There is a bairro (district) of Maputo called Mafalala. This is known as the birthplace of Mozambican leaders, thinkers and artists and is located on the fringes of the city centre, separated as are other bairros by the arc of Avenida Marien Ngouabi. In the colonial era this avenue acted as the barrier between the ‘Portuguese’ zones of the city and zones where black and mestiço (mixed race) Mozambicans had to reside. It isn’t talked about as an apartheid system but with the passes that black Mozambicans needed to carry to enter central areas of the city, it certainly had similarities with other parts of the region.
A small NGO organises visits to Mafalala. The guide for the walking tour was Ben, born, raised and resident in the bairro. Ben was excellent and thought-provoking company. He wanted to clarify some English language questions with native speakers and we started discussing some big philosophical questions about how residents of Mafalala see themselves. Based on his views, the colonial project was a catastrophic failure in terms of the self-belief of non-European communities. Collective self-worth has been hugely damaged by decades of oppression. Ben believes Africans are innately less intelligent and ‘civilised’ than Europeans and when I returned a pot of nail varnish that had fallen from a vendor’s collection, he said that if a Mozambican had found it, they would have stolen it. His views mirrored the absolute worst racist stereotypes that I’ve seen come out of a minority of European and North American mouths. His evidence is what he sees as the lack of development in Mozambique despite some people now having wealth and power, from sewage systems in Mafalala to corruption in the recent elections, and comparisons of this with the lives and societies of other countries.

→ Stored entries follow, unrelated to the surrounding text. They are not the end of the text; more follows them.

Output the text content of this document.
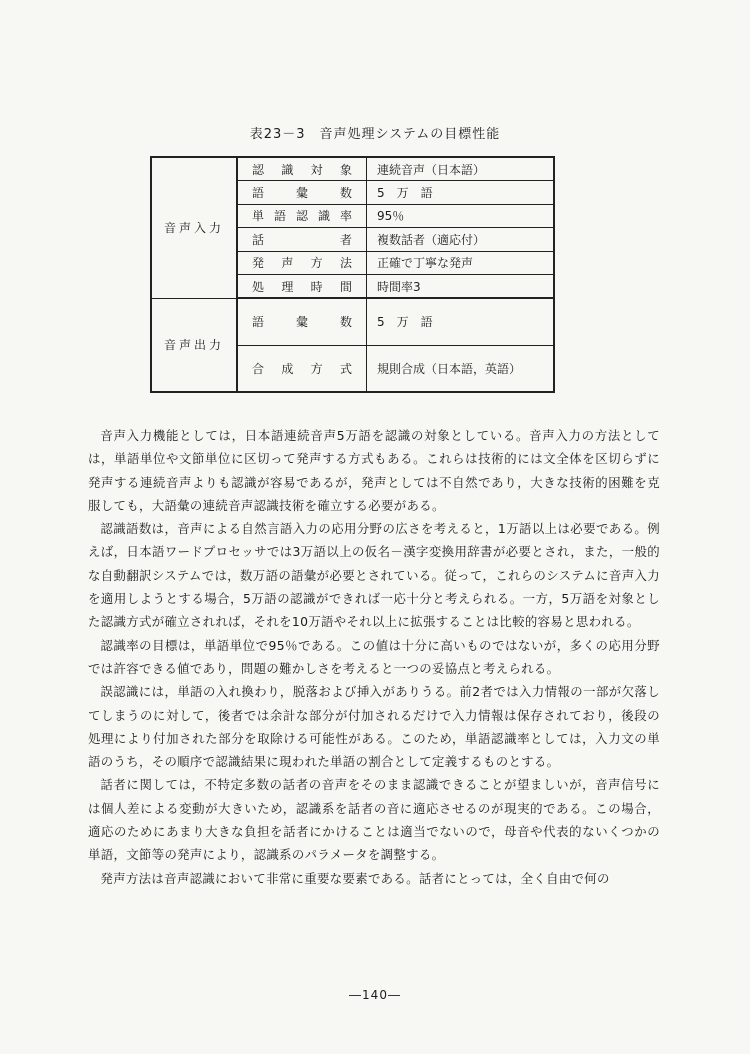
表23－3　音声処理システムの目標性能
音声入力	認識対象	連続音声（日本語）
	語彙数	5　万　語
	単語認識率	95％
	話者	複数話者（適応付）
	発声方法	正確で丁寧な発声
	処理時間	時間率3
音声出力	語彙数	5　万　語
	合成方式	規則合成（日本語，英語）

音声入力機能としては，日本語連続音声5万語を認識の対象としている。音声入力の方法としては，単語単位や文節単位に区切って発声する方式もある。これらは技術的には文全体を区切らずに発声する連続音声よりも認識が容易であるが，発声としては不自然であり，大きな技術的困難を克服しても，大語彙の連続音声認識技術を確立する必要がある。

認識語数は，音声による自然言語入力の応用分野の広さを考えると，1万語以上は必要である。例えば，日本語ワードプロセッサでは3万語以上の仮名－漢字変換用辞書が必要とされ，また，一般的な自動翻訳システムでは，数万語の語彙が必要とされている。従って，これらのシステムに音声入力を適用しようとする場合，5万語の認識ができれば一応十分と考えられる。一方，5万語を対象とした認識方式が確立されれば，それを10万語やそれ以上に拡張することは比較的容易と思われる。

認識率の目標は，単語単位で95％である。この値は十分に高いものではないが，多くの応用分野では許容できる値であり，問題の難かしさを考えると一つの妥協点と考えられる。

誤認識には，単語の入れ換わり，脱落および挿入がありうる。前2者では入力情報の一部が欠落してしまうのに対して，後者では余計な部分が付加されるだけで入力情報は保存されており，後段の処理により付加された部分を取除ける可能性がある。このため，単語認識率としては，入力文の単語のうち，その順序で認識結果に現われた単語の割合として定義するものとする。

話者に関しては，不特定多数の話者の音声をそのまま認識できることが望ましいが，音声信号には個人差による変動が大きいため，認識系を話者の音に適応させるのが現実的である。この場合，適応のためにあまり大きな負担を話者にかけることは適当でないので，母音や代表的ないくつかの単語，文節等の発声により，認識系のパラメータを調整する。

発声方法は音声認識において非常に重要な要素である。話者にとっては，全く自由で何の

―140―
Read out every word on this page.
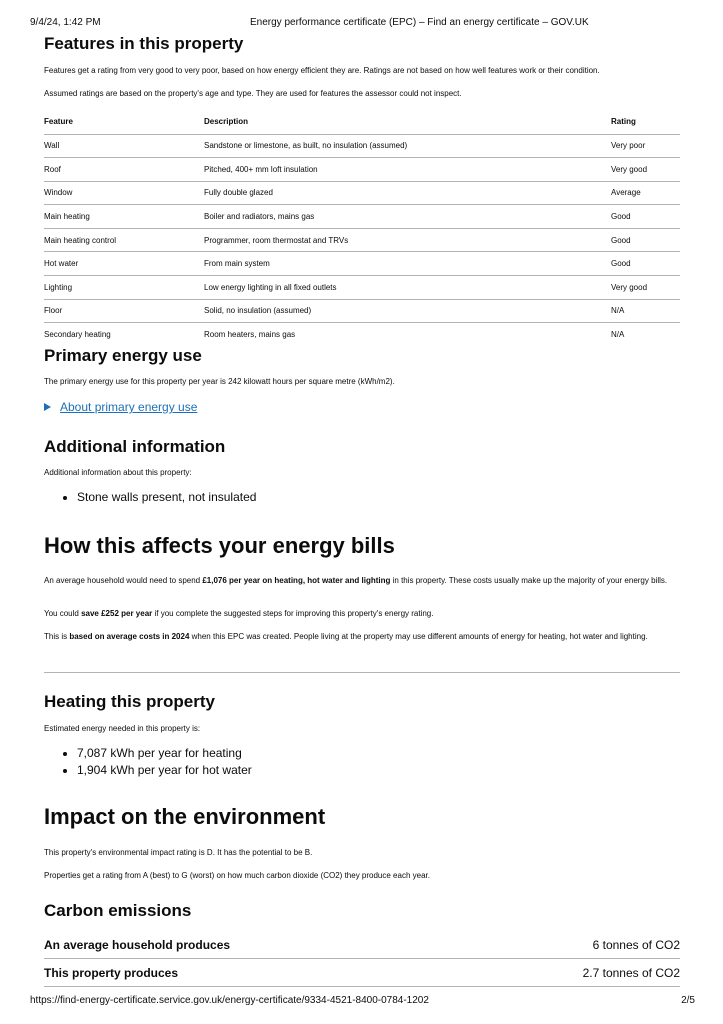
9/4/24, 1:42 PM	Energy performance certificate (EPC) – Find an energy certificate – GOV.UK
Features in this property

Features get a rating from very good to very poor, based on how energy efficient they are. Ratings are not based on how well features work or their condition.

Assumed ratings are based on the property's age and type. They are used for features the assessor could not inspect.

Feature	Description	Rating
Wall	Sandstone or limestone, as built, no insulation (assumed)	Very poor
Roof	Pitched, 400+ mm loft insulation	Very good
Window	Fully double glazed	Average
Main heating	Boiler and radiators, mains gas	Good
Main heating control	Programmer, room thermostat and TRVs	Good
Hot water	From main system	Good
Lighting	Low energy lighting in all fixed outlets	Very good
Floor	Solid, no insulation (assumed)	N/A
Secondary heating	Room heaters, mains gas	N/A
Primary energy use

The primary energy use for this property per year is 242 kilowatt hours per square metre (kWh/m2).

About primary energy use
Additional information

Additional information about this property:

• Stone walls present, not insulated
How this affects your energy bills

An average household would need to spend £1,076 per year on heating, hot water and lighting in this property. These costs usually make up the majority of your energy bills.

You could save £252 per year if you complete the suggested steps for improving this property's energy rating.

This is based on average costs in 2024 when this EPC was created. People living at the property may use different amounts of energy for heating, hot water and lighting.

Heating this property

Estimated energy needed in this property is:

• 7,087 kWh per year for heating
• 1,904 kWh per year for hot water
Impact on the environment

This property's environmental impact rating is D. It has the potential to be B.

Properties get a rating from A (best) to G (worst) on how much carbon dioxide (CO2) they produce each year.

Carbon emissions
An average household produces	6 tonnes of CO2
This property produces	2.7 tonnes of CO2
https://find-energy-certificate.service.gov.uk/energy-certificate/9334-4521-8400-0784-1202	2/5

The ‘western notion of development’ has been very damaging to how cultures and countries measure themselves. In Mozambique’s case compared to a country such as the UK, it’s objectively true that a smaller proportion of the population has access to good sanitation and that there is greater evidence of illegal electioneering. However Mozambique has had a modern history of only 27 years since the end of colonialism and the subsequent civil war. Before this democratic elections didn’t exist and institutions didn’t work, and people lived within an organised structure of unfair oppression and opportunity, based on the colour of one’s skin. In only this short period, progress has been rapid: a system of democratic elections now chooses leaders, the government functions and the country has recorded economic growth above global averages, especially during the 2000s. It took a country like the UK many centuries to achieve such a status, and that was done without a framework of colonialism and oppression and carefully constructed inequality. Despite my strongest urges, because I didn’t want to destroy the man’s hope, I resisted having a dig at the British landed gentry and the levels of gross inequality that the UK endures with no end of this in sight.
If the UK or USA are seen as beacons of civilisation, which Ben confirmed they are by Mozambicans, it’s a concept that is too simplistic. In Mozambique I’d find it hard to imagine any rally firing up people using claims that men from the neighbouring country are rapists, with half the people present cheering that the man uttering those words is a prophet sent by God. This is not a mark of what people would popularly call civilisation yet is a recent event in the USA.
I hope our discussion made him think and at least start to eliminate the negative rhetoric about his own community. Surely that has to be one of the first steps to encouraging yourself and others to create opportunities and succeed in them.
In the evening I took Tim to a BBQ being organised by my friend Tina, and introduced him to some of Maputo’s eclectic characters.